Athletic director Charley Brown and his staff at UMBC deserve a lot of credit for working a small miracle.
They have succeeded in bringing one of the nation's premier sports events to a second-rate building in a struggling downtown.
That, of course, would be the NCAA basketball Eastern (sub) Regionals, for which UMBC is serving as the host school. The first two rounds will be played at the Arena Thursday and Saturday.
With college basketball as big as it is today, and with cities and colleges all over the country having opened newer and larger arenas, Brown and his marketing director, Marty Schwartz, pulled a coup by hustling this event for Baltimore.
Hey, the Baltimore Arena is fine for the indoor soccer Spirit. It's fine for the indoor lacrosse Thunder.
But the NCAA hoops tournament is about as big time as sports get. The Arena is undersized with a capacity of close to 13,000. It's also a little shopworn, though it's not even 35 years old.
Oh, the place was spruced up and looked fine for the nationally televised Maryland-UMass game that was played there in December. It has been gussied up once again for the NCAAs.
But the doddering old girl on Baltimore Street really is not suited for big-time anything anymore.
Even when it was born as the Civic Center in 1962 it had more than its share of critics.
When Baltimore applied for a franchise in the National Hockey League in the '60s, commissioner Clarence Campbell toured the Civic Center one summer day and, afterward, asked:
"Who designed this place -- Frank Lloyd Wrong?"
We didn't get the franchise, although to this day many believe Baltimore would have been a successful NHL city. The Civic Center killed it.
This is why it's clear that Brown and Schwartz did a real selling job on the NCAA. As a result, our city -- which has only one major-league sport, with that one now on strike -- will enjoy a rare treat this week.
If we had a modern building that befits a city and market like ours, we could host more of such events.
"The NCAA has told us," Brown said yesterday, "that if we had a dome, we could get the Final Four here."
Now you're talking, Charley Brown. Now you're saying something that should really get our juices flowing.
This Eastern Regional stuff is very nice, but in a way it merely whets the appetite.
For years the big sports push in Baltimore has been to get back in the National Football League. The debate now, after having been rejected by the NFL, concerns whether to preserve the funding mechanism to finance a new football-only stadium.
One objection to such a place is that, with football only, it would be used only 10 or 12 times a year.
A domed stadium obviously would accommodate football as well as providing a home for indoor sports, including the NCAA Final Four. Even Super Bowls have been played under domes.

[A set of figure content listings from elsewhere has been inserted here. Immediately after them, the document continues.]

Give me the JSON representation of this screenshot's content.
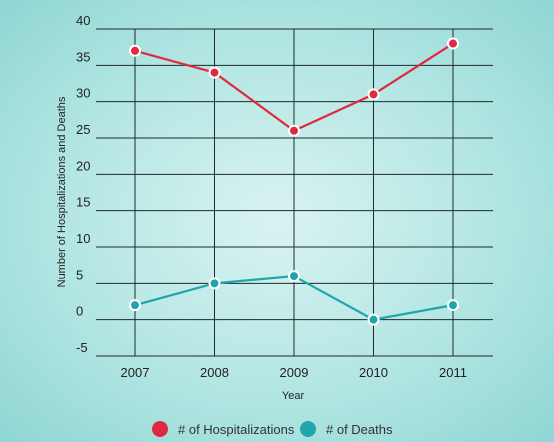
{
  "chart_data": {
    "type": "line",
    "xlabel": "Year",
    "ylabel": "Number of Hospitalizations and Deaths",
    "categories": [
      "2007",
      "2008",
      "2009",
      "2010",
      "2011"
    ],
    "ylim": [
      -5,
      40
    ],
    "yticks": [
      -5,
      0,
      5,
      10,
      15,
      20,
      25,
      30,
      35,
      40
    ],
    "grid": true,
    "legend_position": "bottom-center",
    "series": [
      {
        "name": "# of Hospitalizations",
        "color": "#e0283e",
        "values": [
          37,
          34,
          26,
          31,
          38
        ]
      },
      {
        "name": "# of Deaths",
        "color": "#1fa5ad",
        "values": [
          2,
          5,
          6,
          0,
          2
        ]
      }
    ]
  }
}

Baltimoreans have had a defeatist attitude about these things for years. The Bullets left for Washington, they say, and we'll never get an NHL team here with Abe Pollin owning one in D.C. Even minor-league hockey has split from Baltimore.
The NFL come back here? Please! How many times does the NFL have to smack us in the face?
This is probably why Charley Brown had the nerve to begin pursuing these Eastern Regionals back in 1990.
Brown is not from Baltimore. He's a New Yorker who came to UMBC six years ago. He's not beaten down from quite so many years of negative experiences.
"In the position UMBC was in," he was saying at the Arena yesterday as he attended to last-minute details, "we had to be risk-takers. We wanted to make a statement for Division I athletics. UMBC has proved itself academically."
Brown says the limited seating capacity of the Arena was a concern to the NCAA site committee, which looked at nearly 40 sites, but obviously it was not an overriding one.
"When they weighed all the positives here," Brown said, "the Inner Harbor, the convenience of the hotels and restaurants within walking distance, the fact that this city had never hosted the NCAA tournament, they settled on Baltimore."
"We were hoping we'd land a Maryland-based team in our field," Brown said, "but we're delighted with what we have. Wake Forest is the ACC champion. They're probably the most interesting team in the country.
"We have two Philadelphia schools -- Penn and Drexel -- and Philly is just a short run up the road. The people there are thrilled about coming to Baltimore."
And the people here are thrilled, too. Thanks, Charley Brown, for taking this on.